The idea is often raised that such transgenerational phenomena, affected by experience, would overthrow Darwin, cause a 'paradigm shift' and be truly remarkable if not dramatic. The phenomenon is interesting, and important to the extent that it happens, and would change some aspects of evolution from our usual idea of it, there is nothing all that new and nothing at all 'Lamarckian' about it. So to whatever extent marking patterns are inherited and a response to experience, they don't challenge evolutionary theory in that way.
For example, an important fact about evolutionary generalization that probably only a small fraction of biologists expounding on the heresy of Lamarckism or proclaiming a conceptual revolution, is that plants do regularly have transmission of acquired traits. Germ lines in many plants develop from the meristem cells, at the ends of the same individual plant's branches. Whatever environmentally based genome marking, or mutations and their effects, have occurred during the life of a given branch will be transmitted to its gametes. What happens in the other meristems of the plant may or may not be similar as they are independent cell lineages branching--literally!--from the original seed.
But this, while important and different from how we usually think of inheritance is not all that different from our own condition. Germline lineages divide into separate egg or sperm cells, and mutations can occur in one but not the others of these cells in an individual. Presumably, marking can do that as well.

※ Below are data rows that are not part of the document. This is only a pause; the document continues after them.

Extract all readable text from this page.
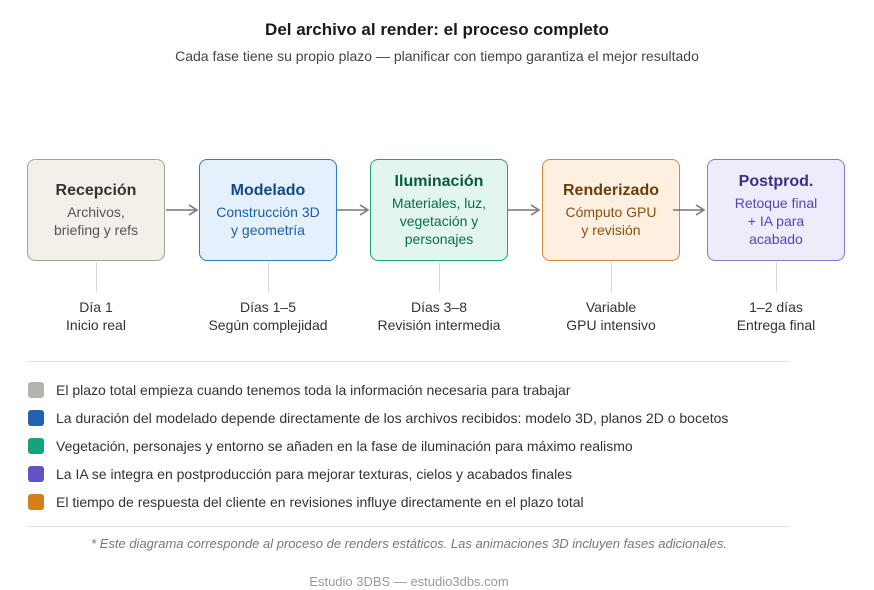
Del archivo al render: el proceso completo
Cada fase tiene su propio plazo — planificar con tiempo garantiza el mejor resultado
Recepción
Archivos,
briefing y refs
Modelado
Construcción 3D
y geometría
Iluminación
Materiales, luz,
vegetación y
personajes
Renderizado
Cómputo GPU
y revisión
Postprod.
Retoque final
+ IA para
acabado
Día 1
Inicio real
Días 1–5
Según complejidad
Días 3–8
Revisión intermedia
Variable
GPU intensivo
1–2 días
Entrega final
El plazo total empieza cuando tenemos toda la información necesaria para trabajar
La duración del modelado depende directamente de los archivos recibidos: modelo 3D, planos 2D o bocetos
Vegetación, personajes y entorno se añaden en la fase de iluminación para máximo realismo
La IA se integra en postproducción para mejorar texturas, cielos y acabados finales
El tiempo de respuesta del cliente en revisiones influye directamente en el plazo total
* Este diagrama corresponde al proceso de renders estáticos. Las animaciones 3D incluyen fases adicionales.
Estudio 3DBS — estudio3dbs.com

A core epigenetic question is how permanent are these settings and how are they set and removed specifically. Hard-to-change settings, like hard to mutate genetic variants, could be part of evolution that would modify our theory in what may seem like a kind of Lamarckian way, but in fact they are still 'Darwinian' in that they are set by environmental conditions imposed on the individual, that is, the set-determining conditions are external rather than internal.
Right now, enough is unknown that we cannot take seriously any claim that this is a fundamentally different aspect of inheritance that will modify evolutionary theory except, at most, in some details. But such modification is always happening to any scientific theory, and is healthy for science. Epigenetic inheritance would join DNA-sequence inheritance as the mechanism of evolutionary change. We'd just have to welcome it and wonder at why we didn't think it happened. But there would be little if any real 'paradigm shift'. Future work will show what's true.
Indeed, if we think about this carefully, we might not so easily dismiss things, sneeringly, as being 'Lamarckian'. Tomorrow, we'll examine a bit more closely what it was that Lamarck actually said, and to what extent he deserves the ridicule that is so consistently directed at him.